Desde o início de 2024, Flávio Dino já havia estabelecido que as emendas na área da saúde só poderiam ser movimentadas em contas específicas e individualizadas, criadas justamente para aprimorar a rastreabilidade dos recursos. No entanto, um relatório recente da Advocacia-Geral da União (AGU) revelou uma preocupante situação: até 13 de junho de 2025, 698 das 1.282 contas abertas para o repasse dessas emendas ainda estavam irregulares. Isso corresponde a 723 propostas com um valor total de R$ 335,5 milhões, evidenciando a fragilidade no controle e a necessidade urgente de intervenção. O ministro classificou o cronograma inicial do DenaSUS como “demasiado largo”, argumentando que a capacidade operacional do departamento está “aquém dos novos desafios”, especialmente diante da crescente “parlamentarização” das despesas do SUS, intensificada a partir de 2020.

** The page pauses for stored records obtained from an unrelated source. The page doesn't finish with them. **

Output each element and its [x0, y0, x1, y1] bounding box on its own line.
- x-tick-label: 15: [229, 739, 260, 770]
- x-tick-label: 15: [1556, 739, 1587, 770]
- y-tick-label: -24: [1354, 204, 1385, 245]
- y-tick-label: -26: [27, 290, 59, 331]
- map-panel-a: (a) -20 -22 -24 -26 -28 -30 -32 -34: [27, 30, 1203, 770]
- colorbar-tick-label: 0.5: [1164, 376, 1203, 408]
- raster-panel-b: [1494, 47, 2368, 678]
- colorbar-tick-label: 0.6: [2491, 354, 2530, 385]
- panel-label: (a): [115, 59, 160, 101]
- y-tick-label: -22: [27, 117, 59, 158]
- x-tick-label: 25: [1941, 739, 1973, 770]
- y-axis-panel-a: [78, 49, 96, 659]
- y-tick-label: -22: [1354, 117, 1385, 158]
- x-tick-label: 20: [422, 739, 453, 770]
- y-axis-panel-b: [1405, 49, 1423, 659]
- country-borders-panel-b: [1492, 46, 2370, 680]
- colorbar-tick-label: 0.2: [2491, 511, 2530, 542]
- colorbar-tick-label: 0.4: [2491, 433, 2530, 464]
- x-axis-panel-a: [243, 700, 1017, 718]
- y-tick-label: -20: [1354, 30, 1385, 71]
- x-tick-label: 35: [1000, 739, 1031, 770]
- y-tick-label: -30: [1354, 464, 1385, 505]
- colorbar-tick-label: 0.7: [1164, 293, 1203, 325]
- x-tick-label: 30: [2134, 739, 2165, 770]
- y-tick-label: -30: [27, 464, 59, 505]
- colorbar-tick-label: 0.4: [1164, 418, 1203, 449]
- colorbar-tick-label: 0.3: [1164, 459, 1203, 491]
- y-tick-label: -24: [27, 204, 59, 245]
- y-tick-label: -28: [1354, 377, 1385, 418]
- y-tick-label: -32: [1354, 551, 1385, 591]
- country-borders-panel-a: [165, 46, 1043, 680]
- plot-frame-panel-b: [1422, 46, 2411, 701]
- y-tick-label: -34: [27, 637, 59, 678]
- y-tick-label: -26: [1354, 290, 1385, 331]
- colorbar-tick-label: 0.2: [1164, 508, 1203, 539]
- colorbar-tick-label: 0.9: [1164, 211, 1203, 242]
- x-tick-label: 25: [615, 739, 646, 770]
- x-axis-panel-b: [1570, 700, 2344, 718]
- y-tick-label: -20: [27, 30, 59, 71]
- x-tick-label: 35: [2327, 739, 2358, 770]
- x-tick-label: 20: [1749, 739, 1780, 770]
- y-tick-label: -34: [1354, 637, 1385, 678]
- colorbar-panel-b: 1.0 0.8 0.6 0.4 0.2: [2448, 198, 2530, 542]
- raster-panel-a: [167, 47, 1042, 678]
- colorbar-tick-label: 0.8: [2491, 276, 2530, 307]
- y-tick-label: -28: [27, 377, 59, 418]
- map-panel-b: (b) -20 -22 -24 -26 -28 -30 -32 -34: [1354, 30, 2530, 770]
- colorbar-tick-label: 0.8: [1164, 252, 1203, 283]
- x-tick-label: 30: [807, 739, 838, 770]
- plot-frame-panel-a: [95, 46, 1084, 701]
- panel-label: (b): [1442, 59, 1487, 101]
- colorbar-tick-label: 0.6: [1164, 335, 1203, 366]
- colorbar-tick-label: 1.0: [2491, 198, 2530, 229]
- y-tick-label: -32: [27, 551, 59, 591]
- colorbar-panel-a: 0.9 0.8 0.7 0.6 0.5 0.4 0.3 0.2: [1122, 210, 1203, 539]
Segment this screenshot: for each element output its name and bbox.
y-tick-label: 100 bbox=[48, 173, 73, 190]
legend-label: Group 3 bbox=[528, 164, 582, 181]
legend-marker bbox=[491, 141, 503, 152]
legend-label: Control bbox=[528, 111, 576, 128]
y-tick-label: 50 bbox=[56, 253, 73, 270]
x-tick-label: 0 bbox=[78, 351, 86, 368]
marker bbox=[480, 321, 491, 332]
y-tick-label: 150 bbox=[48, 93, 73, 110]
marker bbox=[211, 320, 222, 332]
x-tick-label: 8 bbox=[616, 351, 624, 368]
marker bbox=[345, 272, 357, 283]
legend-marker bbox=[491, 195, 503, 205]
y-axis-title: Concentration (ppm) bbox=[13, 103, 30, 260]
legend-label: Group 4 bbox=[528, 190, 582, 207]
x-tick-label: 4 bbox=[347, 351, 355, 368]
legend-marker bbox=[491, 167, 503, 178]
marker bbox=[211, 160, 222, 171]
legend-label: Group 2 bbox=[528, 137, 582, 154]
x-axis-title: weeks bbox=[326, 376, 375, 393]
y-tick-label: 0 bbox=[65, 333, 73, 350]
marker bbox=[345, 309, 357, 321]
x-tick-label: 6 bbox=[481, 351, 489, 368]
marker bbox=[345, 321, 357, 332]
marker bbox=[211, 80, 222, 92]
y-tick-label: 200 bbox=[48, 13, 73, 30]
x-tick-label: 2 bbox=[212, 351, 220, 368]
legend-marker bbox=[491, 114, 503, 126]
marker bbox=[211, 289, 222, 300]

A escalada dos valores das emendas parlamentares na área da saúde sublinha a urgência da auditoria proposta. O montante saltou de R$ 5,7 bilhões em 2016 para expressivos R$ 22,9 bilhões em 2023, demonstrando um aumento massivo na alocação desses fundos. Diante da evidente baixa capacidade do DenaSUS para acompanhar e fiscalizar adequadamente esse volume de recursos, Dino impôs ao departamento a tarefa de apresentar, em até 30 dias, um plano emergencial para recompor sua força de trabalho. O ministro enfatizou que as reduções de pessoal verificadas nas últimas duas décadas representam um custo muito maior para o país, na medida em que comprometem a qualidade e a quantidade das auditorias de centenas de bilhões de reais de dinheiro público, conforme noticiado pelo jornal O Estado de S. Paulo.